Wenn die Menschen sagen, sie kennen Einsamkeit, bin ich immer skeptisch. Sie denken, Einsamkeit bedeutet, alleine zu sein.
Ich bin nicht einsam, wenn ich alleine bin. Das Leben in der Wildnis ist einfach. Keine Verpflichtungen, keine gesellschaftlichen Zwänge. Ich fühle mich nicht einsam. Hier draußen ist die Natur völlig unberührt und es fühlt sich an, als würde alle menschliche Unzulänglichkeit von mir abfallen und sich auflösen. Die Vergänglichkeit der irdischen Existenz verliert seine Bedeutung bei dem Gedanken, dass hier tausend Jahre einem Tag gleich zu kommen scheinen.
Wirkliche Einsamkeit bedeutet, dass man von tausenden Menschen umgeben ist und sich trotzdem verlassen fühlt. Wenn man immer ein Lächeln zeigt, bis niemand mehr zusieht und die fröhliche Maske abfällt.
Ich bin nicht einsam, wenn ich alleine auf meinem Berg bin, mitten in der Wildnis, weit und breit kein Mensch und keine menschliche Zerstörung. Wenn ich über die leere Ebene vor mir schaue, wie sie von der aufgehenden Sonne in goldenes Licht getaucht wird, die den Nebel vertreibt. Hier kann ich selbst sein. Ich bin einsam, wenn ich in einer Menschenmenge stehe und mich verstellen muss. Weil ich nicht sein darf, wer ich bin. Weil ich ein Mann bin, der einen Mann liebt.

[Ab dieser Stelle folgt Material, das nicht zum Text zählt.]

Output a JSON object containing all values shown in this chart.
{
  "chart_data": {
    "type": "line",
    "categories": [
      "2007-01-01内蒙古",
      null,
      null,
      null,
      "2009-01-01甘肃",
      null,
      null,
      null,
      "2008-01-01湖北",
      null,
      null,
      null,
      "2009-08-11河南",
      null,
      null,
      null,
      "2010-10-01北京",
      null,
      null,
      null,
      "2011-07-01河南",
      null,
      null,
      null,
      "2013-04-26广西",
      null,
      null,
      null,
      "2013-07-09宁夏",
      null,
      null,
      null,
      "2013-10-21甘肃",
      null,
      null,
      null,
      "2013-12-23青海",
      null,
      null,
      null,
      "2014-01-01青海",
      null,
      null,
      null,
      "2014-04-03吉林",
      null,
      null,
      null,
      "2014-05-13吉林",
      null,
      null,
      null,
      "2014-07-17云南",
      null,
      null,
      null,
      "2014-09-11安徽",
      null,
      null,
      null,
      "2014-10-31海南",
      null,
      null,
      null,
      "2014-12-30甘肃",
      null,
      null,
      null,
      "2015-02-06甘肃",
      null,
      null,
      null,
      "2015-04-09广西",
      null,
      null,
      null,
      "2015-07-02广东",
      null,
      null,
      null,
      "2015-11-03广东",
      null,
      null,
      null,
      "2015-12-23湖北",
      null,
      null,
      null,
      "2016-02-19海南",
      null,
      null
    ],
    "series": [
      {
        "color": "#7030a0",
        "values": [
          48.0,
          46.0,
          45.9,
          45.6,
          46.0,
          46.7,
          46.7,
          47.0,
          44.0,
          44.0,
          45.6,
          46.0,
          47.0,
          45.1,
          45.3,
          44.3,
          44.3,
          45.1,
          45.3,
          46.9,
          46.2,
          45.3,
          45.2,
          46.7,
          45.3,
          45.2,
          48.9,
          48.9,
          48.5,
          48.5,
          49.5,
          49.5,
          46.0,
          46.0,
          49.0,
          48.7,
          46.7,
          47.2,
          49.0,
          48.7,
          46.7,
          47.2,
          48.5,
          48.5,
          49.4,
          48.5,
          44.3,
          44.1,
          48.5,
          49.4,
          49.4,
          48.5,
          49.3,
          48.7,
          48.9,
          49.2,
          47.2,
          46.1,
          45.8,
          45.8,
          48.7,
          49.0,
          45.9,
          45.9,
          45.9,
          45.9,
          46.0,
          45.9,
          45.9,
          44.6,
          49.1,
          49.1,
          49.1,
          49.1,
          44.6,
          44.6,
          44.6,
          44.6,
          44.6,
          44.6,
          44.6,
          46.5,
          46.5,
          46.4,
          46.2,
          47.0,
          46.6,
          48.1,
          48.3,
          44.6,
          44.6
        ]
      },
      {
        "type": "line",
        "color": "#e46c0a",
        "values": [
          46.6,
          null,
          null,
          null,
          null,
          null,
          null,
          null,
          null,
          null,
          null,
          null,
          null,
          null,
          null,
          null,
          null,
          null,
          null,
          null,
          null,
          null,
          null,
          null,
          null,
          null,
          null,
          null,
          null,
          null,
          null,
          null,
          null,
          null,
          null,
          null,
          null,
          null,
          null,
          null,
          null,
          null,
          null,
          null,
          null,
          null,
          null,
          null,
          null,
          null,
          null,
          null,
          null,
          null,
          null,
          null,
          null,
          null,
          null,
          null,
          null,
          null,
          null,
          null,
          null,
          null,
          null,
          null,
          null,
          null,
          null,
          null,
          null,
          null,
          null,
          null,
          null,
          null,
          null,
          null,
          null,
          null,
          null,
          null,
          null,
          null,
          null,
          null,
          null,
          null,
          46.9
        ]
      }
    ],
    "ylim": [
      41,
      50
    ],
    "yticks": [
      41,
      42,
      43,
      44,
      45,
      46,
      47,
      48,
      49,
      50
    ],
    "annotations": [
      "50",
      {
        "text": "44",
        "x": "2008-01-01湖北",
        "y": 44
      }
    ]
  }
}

Unsere Liebe ist eine einzigartige Geschichte. Wir hatten nie genug Zeit und ich wollte immer mehr, aber es gab für uns kein Mehr, denn die Gesellschaft, die Religionen, sie verboten uns einfach wir selbst zu sein. Weil es nur eine gesellschaftlich akzeptierte Liebe gibt, die nicht auf Ablehnung stößt. Wir mussten uns verstecken.
Nichts ist mir geblieben. Sie haben ihn verprügelt, weil er nicht war wie sie. Sie sahen ihn als Bedrohung, obwohl er einfach nur anders war. Meine Briefe kamen ungeöffnet zurück. Denn sie haben ihn getötet. Meine große Liebe. Es hätte nichts bedeuten sollen, dass er ein anderer Mann war.
Alles, was bleibt, ist Einsamkeit in der Mitte von unzähligen Menschen, weil ich niemals ich selbst sein kann.
Liebe besiegt alles, heißt es. Aber den Tod kann sie nicht überwinden.
Und ich frage mich: Ist es Einsamkeit oder Freiheit, die ich empfinde?